За полтора года совместного пребывания в Школе почти все 10-минутные перерывы - прогулки по кэмпу между уроками-лекциями, мы с Бинштоком проводили вместе в беседах. Он был интереснее других, потому что знал больше многих, как, вероятно, был и наиболее образованным из всех русских преподавателей Школы второй половины 1944 - начала 1946 гг.
Он был - или старался быть - "еретиком" во многих отношениях. Не только политически, а и в более глубоком, "мировоззренческом" отношении. Независимость его взглядов часто сопровождалась парадоксальностью, а то и явной "неувязкой". Меньшевик по партийной принадлежности, он резко осуждал правых меньшевиков - Абрамовича, Далина, Шварца, Николаевского, с которыми связан был общей политической работой в России, и, осуждая их "справа", более чем сочувственно отзывался о лидере левых меньшевиков Дане. Правда, Биншток был связан с последним по родственной линии, но это, конечно, не могло служить для него критерием политической оценки - по существу совсем не радикальной.
Через два года после того, как Морская Школа была закрыта, проф. Позин прочитал доклад на Дальнезападном совещании Американской ассоциации преподавателей славянских и восточноевропейских языков об "Опыте интенсивной тренировки в русском языке в Морской Школе языков". Доклад тогда же появился в Портлендском журнале "В помощь преподавателю русского языка в {183} Америке". Из этого журнала я узнал многое, чего не знал, будучи одним из действующих лиц, о которых говорилось в докладе, - без упоминания, конечно, имен. Так, оказывается, выбор учебного персонала был "главной проблемой, причинявшей наибольшие заботы" организаторам русского отдела Школы. Преподавателей не хватало: более или менее опытные не желали прерывать своего регулярного преподавания в университете ради временной службы. Пришлось прибегнуть к помощи образованных русских, не имевших никакого опыта (или весьма незначительный) и приготовить детальную программу, которой они должны были следовать. За более чем 25 лет до этого времени (1944) не было волны иммиграции из России. Это означало, что нам приходилось рассчитывать на лиц с дореволюционным русским образованием, и потому средний возраст преподавателей был значительно выше 50 лет".
Я прибавил бы к этому из "внутреннего" опыта общения с коллегами, что среди них оказались не только не имевшие никакого педагогического стажа и опыта, но даже не говорившие правильно на языке, который им предстояло преподавать. Они составляли, конечно, исключение, но один из них, с высшим агрономическим образованием, без стеснения в частном разговоре говорил: "мы хочим", "они хочут" ... Бывало и другое. Только из доклада Позина узнал я также, что переобремененный административными обязанностями, преподаванием и наблюдением за преподаванием других лиц, Позин назначил себе в помощь наблюдателей за преподаванием их коллег, - "старшего" в группе. Студенты сразу же прозвали этих старших учителей "гаулейтерами" (их обычно было шесть или семь) - уточнил автор. Должен сказать, что за полтора года пребывания в Боулдере, я никогда не слыхал даже о существовании в Школе такого института: не был сам "гаулейтером" и не был никому подчинен, кроме Позина и Шоу.
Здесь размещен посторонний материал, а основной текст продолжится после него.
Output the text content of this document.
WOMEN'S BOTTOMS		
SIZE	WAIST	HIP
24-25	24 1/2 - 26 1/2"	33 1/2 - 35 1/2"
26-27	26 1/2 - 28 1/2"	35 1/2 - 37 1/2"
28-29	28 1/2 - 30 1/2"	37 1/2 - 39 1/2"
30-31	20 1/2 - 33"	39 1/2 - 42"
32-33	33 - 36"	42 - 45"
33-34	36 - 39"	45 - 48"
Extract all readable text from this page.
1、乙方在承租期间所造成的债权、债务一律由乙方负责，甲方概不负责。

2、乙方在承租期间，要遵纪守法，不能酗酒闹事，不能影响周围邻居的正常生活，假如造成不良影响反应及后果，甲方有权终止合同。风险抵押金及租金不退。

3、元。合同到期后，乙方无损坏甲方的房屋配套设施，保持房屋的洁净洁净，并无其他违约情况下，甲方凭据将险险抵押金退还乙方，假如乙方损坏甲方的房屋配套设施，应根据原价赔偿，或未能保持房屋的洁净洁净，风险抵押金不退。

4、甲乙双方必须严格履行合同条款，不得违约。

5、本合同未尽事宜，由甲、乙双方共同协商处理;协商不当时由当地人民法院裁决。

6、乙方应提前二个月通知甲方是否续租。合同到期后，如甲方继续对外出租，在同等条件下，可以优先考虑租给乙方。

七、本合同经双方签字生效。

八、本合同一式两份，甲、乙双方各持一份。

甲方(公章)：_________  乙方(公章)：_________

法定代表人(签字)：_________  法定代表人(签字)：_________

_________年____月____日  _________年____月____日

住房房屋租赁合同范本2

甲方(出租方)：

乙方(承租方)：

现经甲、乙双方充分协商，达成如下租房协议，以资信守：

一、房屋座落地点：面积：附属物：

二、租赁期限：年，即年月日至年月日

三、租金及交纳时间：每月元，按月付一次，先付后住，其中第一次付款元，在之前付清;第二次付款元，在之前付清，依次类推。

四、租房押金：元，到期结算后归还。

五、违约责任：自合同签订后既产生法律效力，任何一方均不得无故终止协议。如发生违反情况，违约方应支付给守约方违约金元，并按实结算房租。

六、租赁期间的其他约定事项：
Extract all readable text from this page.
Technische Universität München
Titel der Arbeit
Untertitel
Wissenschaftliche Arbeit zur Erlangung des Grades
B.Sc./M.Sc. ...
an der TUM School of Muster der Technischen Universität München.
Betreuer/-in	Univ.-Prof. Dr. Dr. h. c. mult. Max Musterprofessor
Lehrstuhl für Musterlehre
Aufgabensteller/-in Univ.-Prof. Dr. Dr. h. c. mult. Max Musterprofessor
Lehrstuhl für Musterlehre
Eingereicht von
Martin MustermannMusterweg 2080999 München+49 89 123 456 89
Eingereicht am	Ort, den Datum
Мне Школа была обязана - до ознакомления с докладом Позина я считал себя обязанным Школе - приглашением в состав преподавателей трех лиц: совместно с Бинштоком мы рекомендовали известного мне лишь понаслышке меньшевика Бориса Исаевича Волосова; Самсона Моисеевича Соловейчика, моего партийного единомышленника, захворавшего в Нью-Йорке на непривычной физической работе у станка, и, главное, - Александра Арнольдовича Койранского, старого моего приятеля еще с московских времен.
Не помню как, до меня дошло, что Койранский, блестящий на все творческие дела мастер, находится длительно в материально трудных условиях. И это в Америке! После двадцати лет пребывания! .. Я знал его еще 14-летним учеником гимназии Крейман, довольно распущенным, но и тогда выдающимся подростком, говоруном с отличной памятью, находчивым и занимательным. Он стал художником по образованию и профессии, но был и беллетристом, художественным и театральным критиком, известным всей художественной, театральной, литературной и купеческой Москве. Он знал Москву превосходно - не только ее архитектуру и людей, но и ее рестораны, кабаки, скачки, бега, лихачей и наездников.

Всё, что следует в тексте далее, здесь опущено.